Thanks for any advice!

Chefdog
03-14-2012, 06:10 PM
I can't comment on the eel knife conversion, but I can about boning out shad. I have quite a bit of experience butchering fish and can say that with just a little practice shad isn't that difficult. It will take about 3 times as long as a regular round fish, but is definitely doable.
Buy a couPle boneless fillets along with a few whole fish. Take the fillets off the whole fish first and lay them out next to the boned ones. Just unfold the cuts on the bOneles fillets and examine where and at what angle the cuts are made to take out the extra rows of bones. Then try to duplicate those same cuts using whatever knife you like. After a few attempts you'll understand the anatomy better and it'll come easier. I use a honesuki for lots of smaller fish, but it's probably easier to use something thinner and flexible, like you'd use for flounder. Give it a shot, once you get it down it'll save you lots of $$$ on your food cost. Good luck

thombrogan
03-14-2012, 11:19 PM
You could weight the blade with magnets.

rhinoknives1
03-15-2012, 12:46 AM
You can regrind any knife as long as you keep it cool! Put a can/bucket of water near the belt grinder you are using and dunk and wipe dry anytime you are approaching to hot to hold with bare hands.

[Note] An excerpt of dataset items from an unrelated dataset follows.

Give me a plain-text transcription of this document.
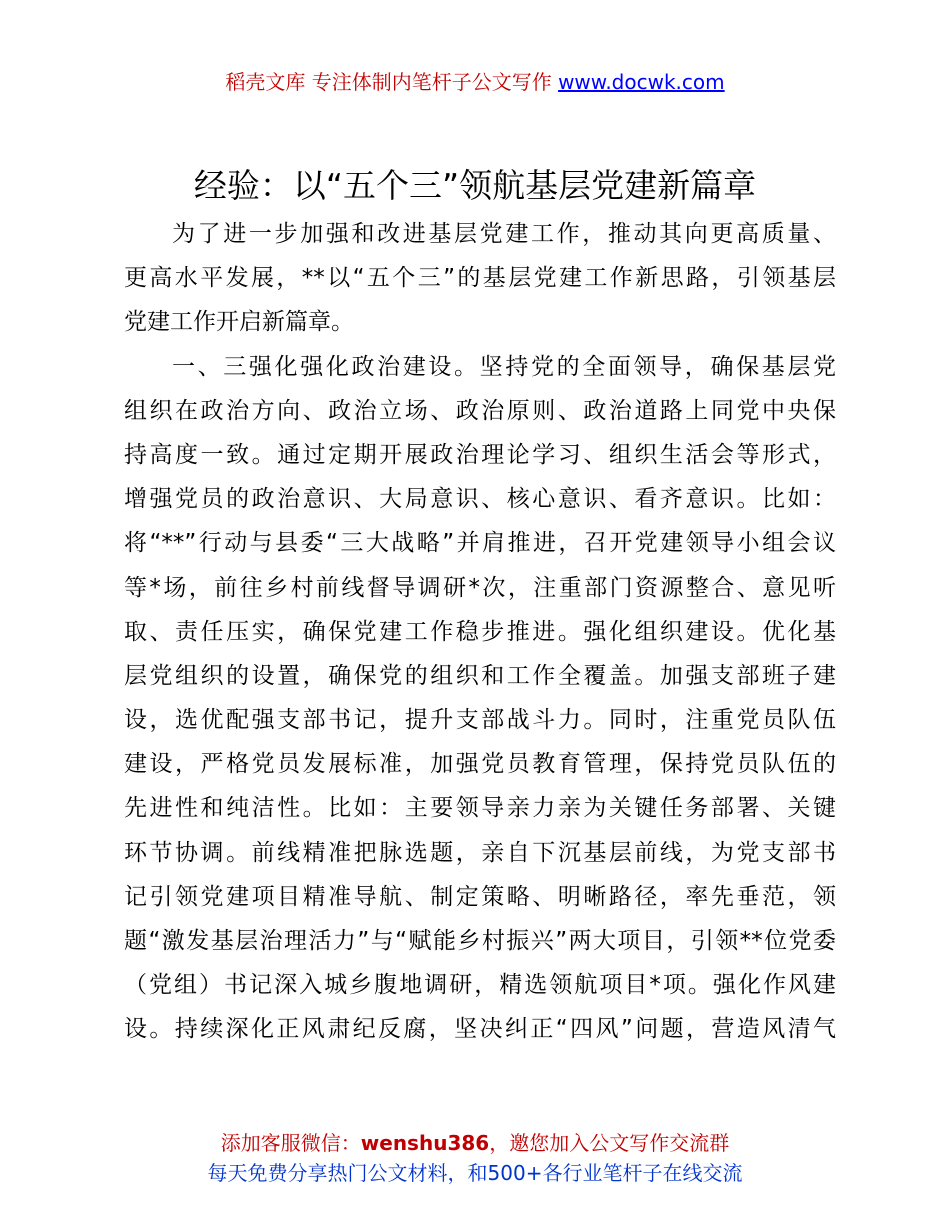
稻壳文库 专注体制内笔杆子公文写作 www.docwk.com
经验：以“五个三”领航基层党建新篇章
为了进一步加强和改进基层党建工作，推动其向更高质量、
更高水平发展，**以“五个三”的基层党建工作新思路，引领基层
党建工作开启新篇章。
一、三强化强化政治建设。坚持党的全面领导，确保基层党
组织在政治方向、政治立场、政治原则、政治道路上同党中央保
持高度一致。通过定期开展政治理论学习、组织生活会等形式，
增强党员的政治意识、大局意识、核心意识、看齐意识。比如：
将“**”行动与县委“三大战略”并肩推进，召开党建领导小组会议
等*场，前往乡村前线督导调研*次，注重部门资源整合、意见听
取、责任压实，确保党建工作稳步推进。强化组织建设。优化基
层党组织的设置，确保党的组织和工作全覆盖。加强支部班子建
设，选优配强支部书记，提升支部战斗力。同时，注重党员队伍
建设，严格党员发展标准，加强党员教育管理，保持党员队伍的
先进性和纯洁性。比如：主要领导亲力亲为关键任务部署、关键
环节协调。前线精准把脉选题，亲自下沉基层前线，为党支部书
记引领党建项目精准导航、制定策略、明晰路径，率先垂范，领
题“激发基层治理活力”与“赋能乡村振兴”两大项目，引领**位党委
（党组）书记深入城乡腹地调研，精选领航项目*项。强化作风建
设。持续深化正风肃纪反腐，坚决纠正“四风”问题，营造风清气
添加客服微信：wenshu386，邀您加入公文写作交流群
每天免费分享热门公文材料，和500+各行业笔杆子在线交流
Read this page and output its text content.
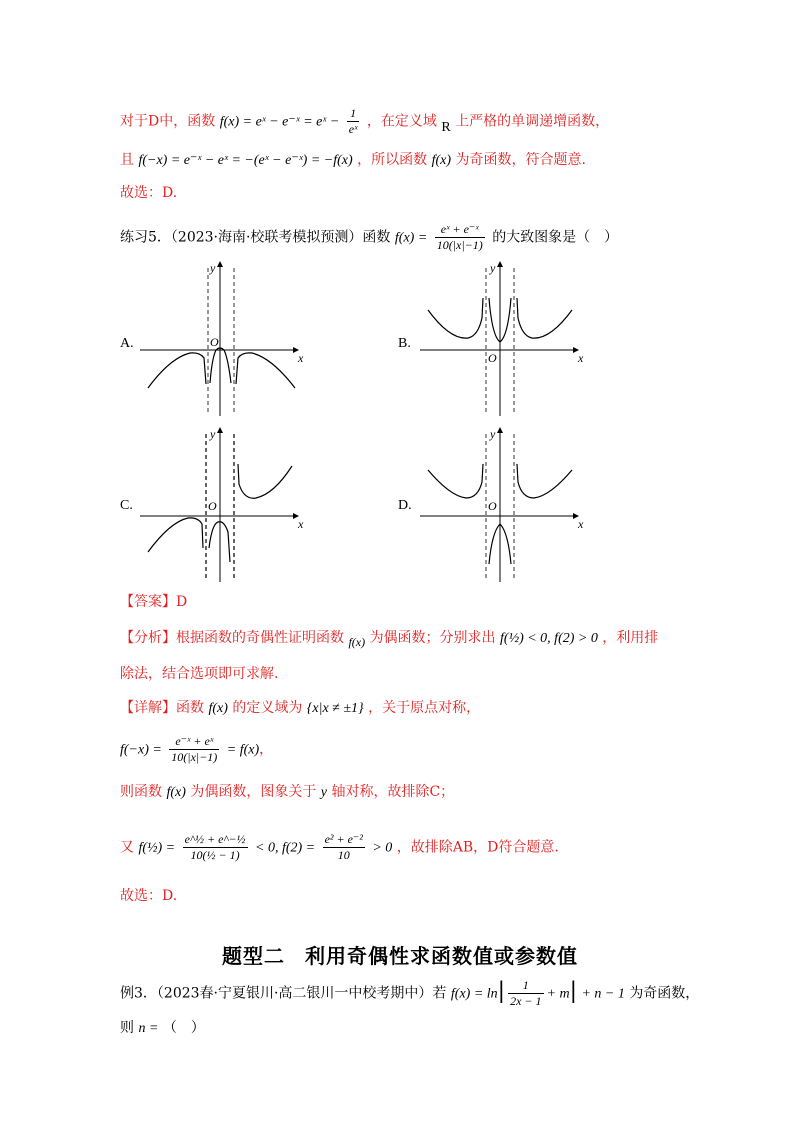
对于D中，函数 f(x) = eˣ − e⁻ˣ = eˣ − $\frac{1}{\text{eˣ}}$ ，在定义域 R 上严格的单调递增函数，
且 f(−x) = e⁻ˣ − eˣ = −(eˣ − e⁻ˣ) = −f(x) ，所以函数 f(x) 为奇函数，符合题意.
故选：D.
练习5．（2023·海南·校联考模拟预测）函数 $f(x) = \frac{\text{eˣ + e⁻ˣ}}{10(|x|-1)}$ 的大致图象是（　）
A.	B.
C.	D.
O
x
y
O	x
y
O
x
y
O
x
y
【答案】D
【分析】根据函数的奇偶性证明函数 f(x) 为偶函数；分别求出 f(½) < 0, f(2) > 0 ，利用排
除法，结合选项即可求解.
【详解】函数 f(x) 的定义域为 {x|x ≠ ±1} ，关于原点对称，
$f(-x) = \frac{\text{e⁻ˣ + eˣ}}{10(|x|-1)} = f(x)$，
则函数 f(x) 为偶函数，图象关于 y 轴对称，故排除C；
又 f(½) = $\frac{\text{e\textasciicircum{}½ + e\textasciicircum{}−½}}{\text{10(½ − 1)}} < 0$, $f(2) = \frac{\text{e² + e⁻²}}{10} > 0$ ，故排除AB，D符合题意.
故选：D.
题型二　 利用奇偶性求函数值或参数值
例3．（2023春·宁夏银川·高二银川一中校考期中）若 $f(x) = \ln| \frac{1}{2x - 1} + m| + n - 1$ 为奇函数，
则 n = （　）
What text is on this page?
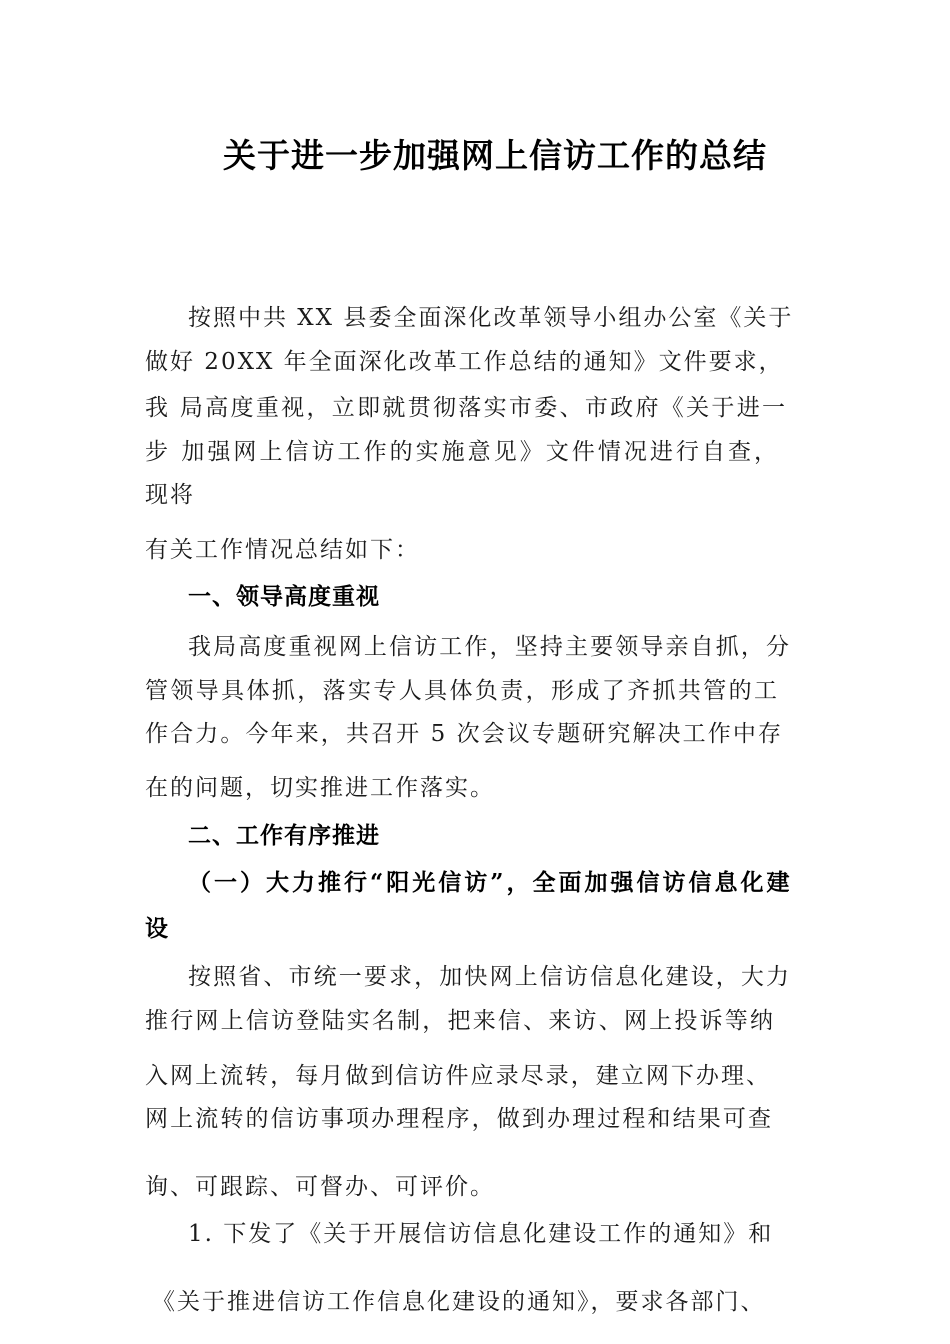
关于进一步加强网上信访工作的总结
按照中共 XX 县委全面深化改革领导小组办公室《关于
做好 20XX 年全面深化改革工作总结的通知》文件要求，
我 局高度重视，立即就贯彻落实市委、市政府《关于进一
步 加强网上信访工作的实施意见》文件情况进行自查，
现将
有关工作情况总结如下：
一、领导高度重视
我局高度重视网上信访工作，坚持主要领导亲自抓，分
管领导具体抓，落实专人具体负责，形成了齐抓共管的工
作合力。今年来，共召开 5 次会议专题研究解决工作中存
在的问题，切实推进工作落实。
二、工作有序推进
（一）大力推行“阳光信访”，全面加强信访信息化建
设
按照省、市统一要求，加快网上信访信息化建设，大力
推行网上信访登陆实名制，把来信、来访、网上投诉等纳
入网上流转，每月做到信访件应录尽录，建立网下办理、
网上流转的信访事项办理程序，做到办理过程和结果可查
询、可跟踪、可督办、可评价。
1. 下发了《关于开展信访信息化建设工作的通知》和
《关于推进信访工作信息化建设的通知》，要求各部门、
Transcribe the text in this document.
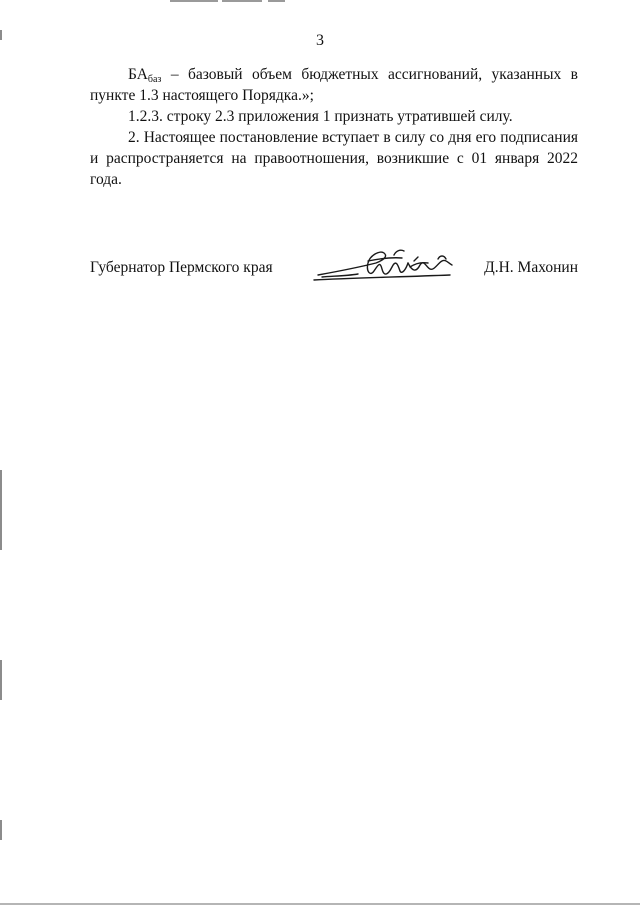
3

$БА_{баз}$ – базовый объем бюджетных ассигнований, указанных в пункте 1.3 настоящего Порядка.»;

1.2.3. строку 2.3 приложения 1 признать утратившей силу.

2. Настоящее постановление вступает в силу со дня его подписания и распространяется на правоотношения, возникшие с 01 января 2022 года.

Губернатор Пермского края	Д.Н. Махонин
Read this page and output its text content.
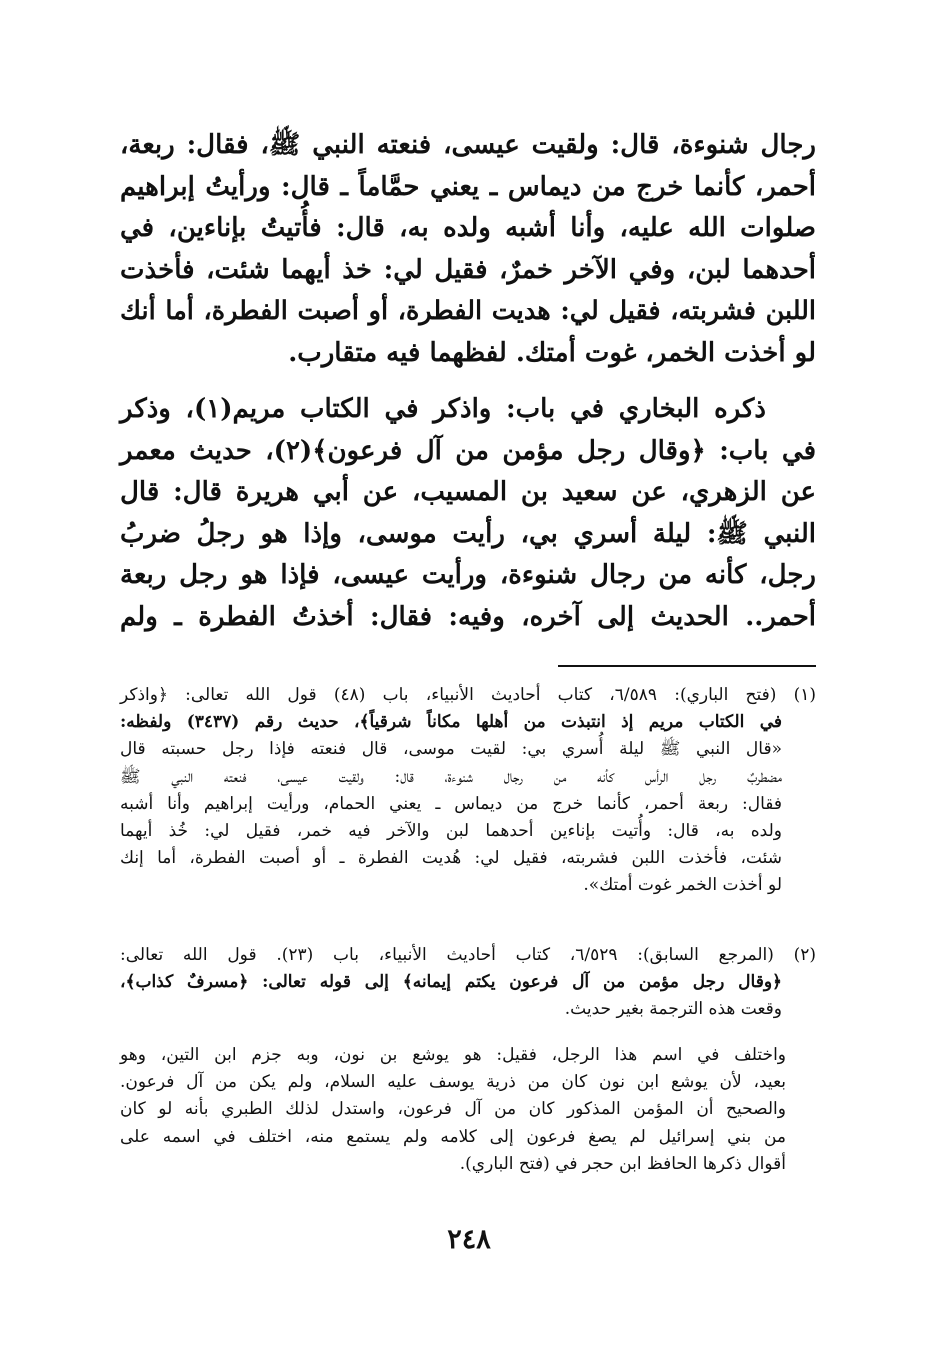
رجال شنوءة، قال: ولقيت عيسى، فنعته النبي ﷺ، فقال: ربعة،
أحمر، كأنما خرج من ديماس ـ يعني حمَّاماً ـ قال: ورأيتُ إبراهيم
صلوات الله عليه، وأنا أشبه ولده به، قال: فأُتيتُ بإناءين، في
أحدهما لبن، وفي الآخر خمرٌ، فقيل لي: خذ أيهما شئت، فأخذت
اللبن فشربته، فقيل لي: هديت الفطرة، أو أصبت الفطرة، أما أنك
لو أخذت الخمر، غوت أمتك. لفظهما فيه متقارب.
ذكره البخاري في باب: واذكر في الكتاب مريم(١)، وذكر
في باب: ﴿وقال رجل مؤمن من آل فرعون﴾(٢)، حديث معمر
عن الزهري، عن سعيد بن المسيب، عن أبي هريرة قال: قال
النبي ﷺ: ليلة أسري بي، رأيت موسى، وإذا هو رجلُ ضربُ
رجل، كأنه من رجال شنوءة، ورأيت عيسى، فإذا هو رجل ربعة
أحمر.. الحديث إلى آخره، وفيه: فقال: أخذتُ الفطرة ـ ولم
(١) (فتح الباري): ٦/٥٨٩، كتاب أحاديث الأنبياء، باب (٤٨) قول الله تعالى: ﴿واذكر
في الكتاب مريم إذ انتبذت من أهلها مكاناً شرقياً﴾، حديث رقم (٣٤٣٧) ولفظه:
«قال النبي ﷺ ليلة أُسري بي: لقيت موسى، قال فنعته فإذا رجل حسبته قال
مضطربٌ رجل الرأس كأنه من رجال شنوءة، قال: ولقيت عيسى، فنعته النبي ﷺ
فقال: ربعة أحمر، كأنما خرج من ديماس ـ يعني الحمام، ورأيت إبراهيم وأنا أشبه
ولده به، قال: وأُتيت بإناءين أحدهما لبن والآخر فيه خمر، فقيل لي: خُذ أيهما
شئت، فأخذت اللبن فشربته، فقيل لي: هُديت الفطرة ـ أو أصبت الفطرة، أما إنك
لو أخذت الخمر غوت أمتك».
(٢) (المرجع السابق): ٦/٥٢٩، كتاب أحاديث الأنبياء، باب (٢٣). قول الله تعالى:
﴿وقال رجل مؤمن من آل فرعون يكتم إيمانه﴾ إلى قوله تعالى: ﴿مسرفٌ كذاب﴾،
وقعت هذه الترجمة بغير حديث.
واختلف في اسم هذا الرجل، فقيل: هو يوشع بن نون، وبه جزم ابن التين، وهو
بعيد، لأن يوشع ابن نون كان من ذرية يوسف عليه السلام، ولم يكن من آل فرعون.
والصحيح أن المؤمن المذكور كان من آل فرعون، واستدل لذلك الطبري بأنه لو كان
من بني إسرائيل لم يصغ فرعون إلى كلامه ولم يستمع منه، اختلف في اسمه على
أقوال ذكرها الحافظ ابن حجر في (فتح الباري).
٢٤٨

Take your time, You can always take off more metal, But it is very hard to put it back on.;)

Laurence

www.rhinoknives.com/

Keith
03-15-2012, 01:38 AM
He He Chris wat yo been smoken I want some:)

ChrisLehrer
03-15-2012, 11:29 PM
You could weight the blade with magnets.
Gosh, that's clever. Thanks Thom!

ChrisLehrer
03-15-2012, 11:29 PM
You can regrind any knife as long as you keep it cool! Put a can/bucket of water near the belt grinder you are using and dunk and wipe dry anytime you are approaching to hot to hold with bare hands.

Take your time, You can always take off more metal, But it is very hard to put it back on.;)
OK, but I was wondering about doing it by hand with a very coarse diamond plate -- the reshaping, I mean.

ChrisLehrer
03-15-2012, 11:30 PM
He He Chris wat yo been smoken I want some:)
:rolleyes:

thombrogan
03-16-2012, 09:17 AM
Keeping your diamond plate soaked with water will help resist the heat generated by hand grinding and adding an alkaline solution (soap, baking powder, ammonia, bitter teardrops...) helps keep corrosion down if you're grinding for a long period of time (and somehow keeps the diamond plates from loading better than tap water).

ksskss
03-16-2012, 01:45 PM
Chris, I remember that old usuba well :) I have a feeling it is cursed and that rather than hanging magnets, regrinding it, etc etc and finding out that a yellow steel mini-hamokiri isn't the way to go, you will be yet unhappy with the result. Imagining you with a Rube-Goldberg pseudo-hamo knife used for another task just doesn't seem to be a fit for a man with much finer tastes.

I would start from scratch and make the knife you want from something better than yellow steel and sell or give the knife to some aspiring Kaiseki chef who has to put in his time suffering.